The following are obtained from the same <span class="func">ranef</span> function used in <span class="pack">lme4</span>

```{r ranef_compare, eval=TRUE, echo=FALSE}
data_frame(lme4 = ranef(sleepstudy_lmer)[[1]][['(Intercept)']],
           bayesian = ranef(sleepstudy_blmer)[[1]][['(Intercept)']]) %>% 
  kable_df(digits=1)
```


## rstanarm: Other Models

- ANOVA
- Beta regression
- Conditional logistic
- GLM including negative binomial models
- Generalized additive models
- Nonlinear and Generalized mixed models
- 'Joint' models for longitudinal and time-to-event (e.g. survival)
- Multivariate
- Ordinal models


# Priors

## Default priors

Depends on the model

For most models: 

- intercepts are treated differently
- regression coefficients have mean zero with some specific variance
- scale parameters (e.g. residual variance) will have appropriate priors

Basically, <span class="pack">rstanarm</span> is going to be okay for you to use defaults

If you want to change, there are plenty of resources about priors:

`?prior_summary`

`?priors`


http://mc-stan.org/rstanarm/articles/priors.html

https://github.com/stan-dev/stan/wiki/Prior-Choice-Recommendations


## Getting priors

```{r getting_priors, eval=TRUE}
prior_summary(attendance_bglm)
```

## Setting priors

One can set priors with the appropriate arguments to the model function


| Argument       | Used in  | Applies to |
| ------------- | ------------- | ------------- |
| `prior_intercept` | All modeling functions except `stan_polr` and `stan_nlmer`| Model intercept, after centering predictors.|
| `prior` |  All modeling functions| Regression coefficients. Does _not_ include coefficients that vary by group in a multilevel model (see `prior_covariance`).|
| `prior_aux` | `stan_glm`\*, `stan_glmer`\*, `stan_gamm4`, `stan_nlmer`| Auxiliary parameter, e.g. error SD (interpretation depends on the GLM).|
| `prior_covariance` | `stan_glmer`\*, `stan_gamm4`, `stan_nlmer`| Covariance matrices in multilevel models with varying slopes and intercepts.
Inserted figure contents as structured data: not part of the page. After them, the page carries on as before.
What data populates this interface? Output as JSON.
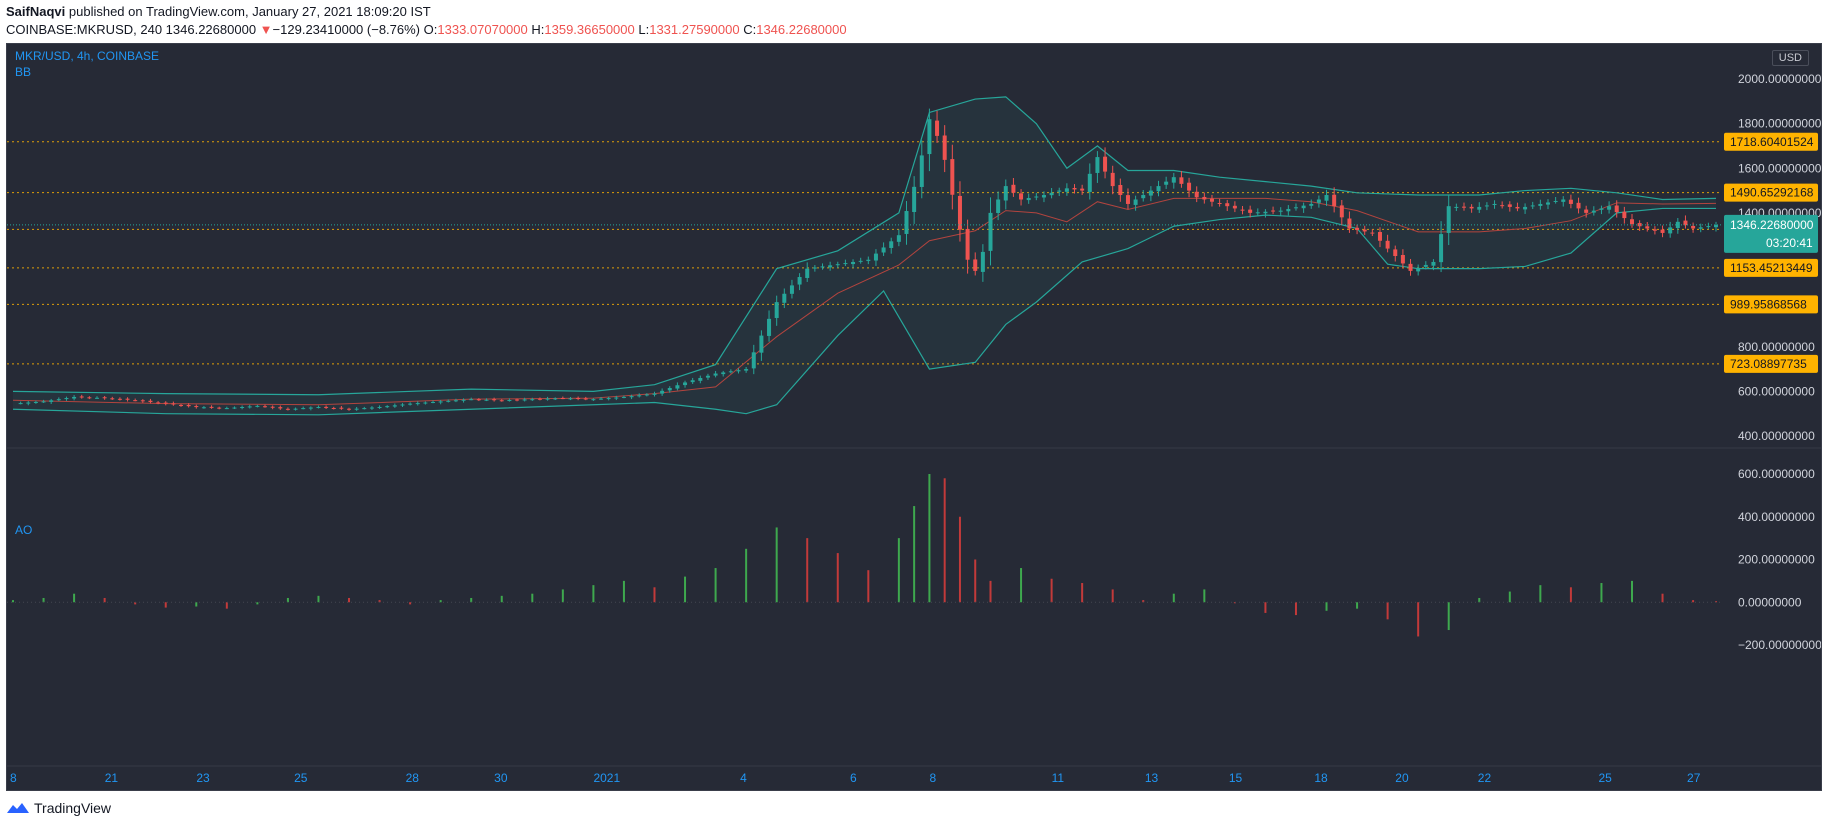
{
  "header": {
    "author": "SaifNaqvi",
    "published": "published on TradingView.com, January 27, 2021 18:09:20 IST",
    "symbol": "COINBASE:MKRUSD, 240",
    "last": "1346.22680000",
    "arrow": "▼",
    "change": "−129.23410000 (−8.76%)",
    "o_label": "O:",
    "o": "1333.07070000",
    "h_label": "H:",
    "h": "1359.36650000",
    "l_label": "L:",
    "l": "1331.27590000",
    "c_label": "C:",
    "c": "1346.22680000"
  },
  "panel": {
    "pair": "MKR/USD, 4h, COINBASE",
    "indicator": "BB",
    "currency": "USD",
    "ao_label": "AO"
  },
  "colors": {
    "up": "#26a69a",
    "down": "#ef5350",
    "bb": "#26a69a",
    "basis": "#b2443e",
    "level": "#ffb300",
    "background": "#262a36",
    "ao_up": "#3ea84e",
    "ao_down": "#c23a3a"
  },
  "footer": {
    "logo": "TradingView",
    "logo_icon": "tradingview-logo-icon"
  },
  "chart_data": [
    {
      "type": "candlestick",
      "title": "MKR/USD, 4h, COINBASE",
      "ylim": [
        400,
        2000
      ],
      "y_ticks": [
        "2000.00000000",
        "1800.00000000",
        "1600.00000000",
        "1400.00000000",
        "800.00000000",
        "600.00000000",
        "400.00000000"
      ],
      "x_ticks": [
        "8",
        "21",
        "23",
        "25",
        "28",
        "30",
        "2021",
        "4",
        "6",
        "8",
        "11",
        "13",
        "15",
        "18",
        "20",
        "22",
        "25",
        "27"
      ],
      "horizontal_levels": [
        "1718.60401524",
        "1490.65292168",
        "1325.98352402",
        "1153.45213449",
        "989.95868568",
        "723.08897735"
      ],
      "current_price": "1346.22680000",
      "countdown": "03:20:41",
      "close_path": [
        [
          0,
          545
        ],
        [
          20,
          555
        ],
        [
          40,
          575
        ],
        [
          60,
          570
        ],
        [
          80,
          560
        ],
        [
          100,
          545
        ],
        [
          120,
          530
        ],
        [
          140,
          525
        ],
        [
          160,
          535
        ],
        [
          180,
          520
        ],
        [
          200,
          530
        ],
        [
          220,
          520
        ],
        [
          240,
          530
        ],
        [
          260,
          545
        ],
        [
          280,
          555
        ],
        [
          300,
          565
        ],
        [
          320,
          560
        ],
        [
          340,
          565
        ],
        [
          360,
          570
        ],
        [
          380,
          565
        ],
        [
          400,
          575
        ],
        [
          420,
          590
        ],
        [
          440,
          640
        ],
        [
          460,
          680
        ],
        [
          480,
          700
        ],
        [
          500,
          1000
        ],
        [
          520,
          1150
        ],
        [
          540,
          1170
        ],
        [
          560,
          1190
        ],
        [
          580,
          1300
        ],
        [
          592,
          1560
        ],
        [
          600,
          1820
        ],
        [
          608,
          1700
        ],
        [
          616,
          1450
        ],
        [
          624,
          1200
        ],
        [
          632,
          1120
        ],
        [
          640,
          1400
        ],
        [
          650,
          1520
        ],
        [
          660,
          1460
        ],
        [
          675,
          1480
        ],
        [
          690,
          1510
        ],
        [
          700,
          1500
        ],
        [
          710,
          1650
        ],
        [
          720,
          1520
        ],
        [
          730,
          1440
        ],
        [
          745,
          1500
        ],
        [
          760,
          1560
        ],
        [
          775,
          1470
        ],
        [
          790,
          1440
        ],
        [
          810,
          1400
        ],
        [
          830,
          1410
        ],
        [
          850,
          1440
        ],
        [
          860,
          1480
        ],
        [
          875,
          1330
        ],
        [
          890,
          1310
        ],
        [
          900,
          1240
        ],
        [
          915,
          1140
        ],
        [
          930,
          1180
        ],
        [
          940,
          1430
        ],
        [
          955,
          1420
        ],
        [
          970,
          1440
        ],
        [
          985,
          1420
        ],
        [
          1000,
          1440
        ],
        [
          1015,
          1460
        ],
        [
          1030,
          1400
        ],
        [
          1045,
          1430
        ],
        [
          1060,
          1350
        ],
        [
          1080,
          1310
        ],
        [
          1090,
          1360
        ],
        [
          1100,
          1330
        ],
        [
          1115,
          1346
        ]
      ],
      "bb_upper": [
        [
          0,
          600
        ],
        [
          100,
          590
        ],
        [
          200,
          585
        ],
        [
          300,
          610
        ],
        [
          380,
          600
        ],
        [
          420,
          630
        ],
        [
          460,
          720
        ],
        [
          500,
          1150
        ],
        [
          540,
          1230
        ],
        [
          580,
          1400
        ],
        [
          600,
          1850
        ],
        [
          630,
          1910
        ],
        [
          650,
          1920
        ],
        [
          670,
          1800
        ],
        [
          690,
          1600
        ],
        [
          710,
          1700
        ],
        [
          730,
          1590
        ],
        [
          760,
          1590
        ],
        [
          790,
          1560
        ],
        [
          820,
          1540
        ],
        [
          850,
          1520
        ],
        [
          880,
          1490
        ],
        [
          920,
          1480
        ],
        [
          960,
          1480
        ],
        [
          990,
          1500
        ],
        [
          1020,
          1510
        ],
        [
          1050,
          1490
        ],
        [
          1080,
          1460
        ],
        [
          1115,
          1465
        ]
      ],
      "bb_lower": [
        [
          0,
          520
        ],
        [
          100,
          500
        ],
        [
          200,
          495
        ],
        [
          300,
          520
        ],
        [
          380,
          540
        ],
        [
          420,
          550
        ],
        [
          460,
          520
        ],
        [
          480,
          500
        ],
        [
          500,
          540
        ],
        [
          540,
          850
        ],
        [
          570,
          1050
        ],
        [
          600,
          700
        ],
        [
          630,
          730
        ],
        [
          650,
          900
        ],
        [
          670,
          1000
        ],
        [
          700,
          1180
        ],
        [
          730,
          1240
        ],
        [
          760,
          1340
        ],
        [
          790,
          1370
        ],
        [
          820,
          1390
        ],
        [
          850,
          1380
        ],
        [
          880,
          1330
        ],
        [
          900,
          1170
        ],
        [
          920,
          1150
        ],
        [
          960,
          1150
        ],
        [
          990,
          1160
        ],
        [
          1020,
          1220
        ],
        [
          1050,
          1400
        ],
        [
          1080,
          1420
        ],
        [
          1115,
          1420
        ]
      ]
    },
    {
      "type": "bar",
      "title": "AO",
      "ylim": [
        -200,
        600
      ],
      "y_ticks": [
        "600.00000000",
        "400.00000000",
        "200.00000000",
        "0.00000000",
        "−200.00000000"
      ],
      "x": [
        0,
        20,
        40,
        60,
        80,
        100,
        120,
        140,
        160,
        180,
        200,
        220,
        240,
        260,
        280,
        300,
        320,
        340,
        360,
        380,
        400,
        420,
        440,
        460,
        480,
        500,
        520,
        540,
        560,
        580,
        590,
        600,
        610,
        620,
        630,
        640,
        660,
        680,
        700,
        720,
        740,
        760,
        780,
        800,
        820,
        840,
        860,
        880,
        900,
        920,
        940,
        960,
        980,
        1000,
        1020,
        1040,
        1060,
        1080,
        1100,
        1115
      ],
      "values": [
        10,
        20,
        40,
        20,
        -10,
        -25,
        -20,
        -30,
        -10,
        20,
        30,
        20,
        10,
        -10,
        10,
        20,
        30,
        40,
        60,
        80,
        100,
        70,
        120,
        160,
        250,
        350,
        300,
        230,
        150,
        300,
        450,
        600,
        580,
        400,
        200,
        100,
        160,
        110,
        90,
        60,
        10,
        40,
        60,
        0,
        -50,
        -60,
        -40,
        -30,
        -80,
        -160,
        -130,
        20,
        50,
        80,
        70,
        90,
        100,
        40,
        10,
        5
      ]
    }
  ]
}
See the [`stan_glmer` vignette](http://mc-stan.org/rstanarm/articles/glmer.html) for details on this prior.|


<br> 

The `stan_polr`, `stan_betareg`, and `stan_gamm4` functions also provide
additional arguments specific only to those models:

| Argument       | Used only in  | Applies to |
| ------------- | ------------- | ------------- |
| `prior_smooth` | `stan_gamm4` | Prior for hyper-parameters in GAMs (lower values yield less flexible smooth functions). |
| `prior_counts` | `stan_polr` | Prior counts of an _ordinal_ outcome (when predictors at sample means). |
| `prior_z`  |  `stan_betareg`| Coefficients in the model for `phi`.|
| `prior_intercept_z` | `stan_betareg`| Intercept in the model for `phi`. |
| `prior_phi` | `stan_betareg`| `phi`, if not modeled as function of predictors. |


### Example

```{r setting_priors}
attendance_bglm <- stan_glm(daysabs ~ math + gender + prog,
                            data = attendance, 
                            family = poisson, 
                            prior = student_t(df = 7))
```


[^poisson]: If not familiar with Poisson regression, we are modeling the log counts as a function of the covariates.  Often the exponentiated coefficients are reported.  For example, `exp(coef(attendance_glm)['genderMale'])` is `r round(exp(coef(attendance_glm)['genderMale']),3)`. Subtracting 1 tells us there is a `r round(exp(coef(attendance_glm)['genderMale']) -1, 3)*100`% decrease in the incident rate of days absent as we switch from female to male.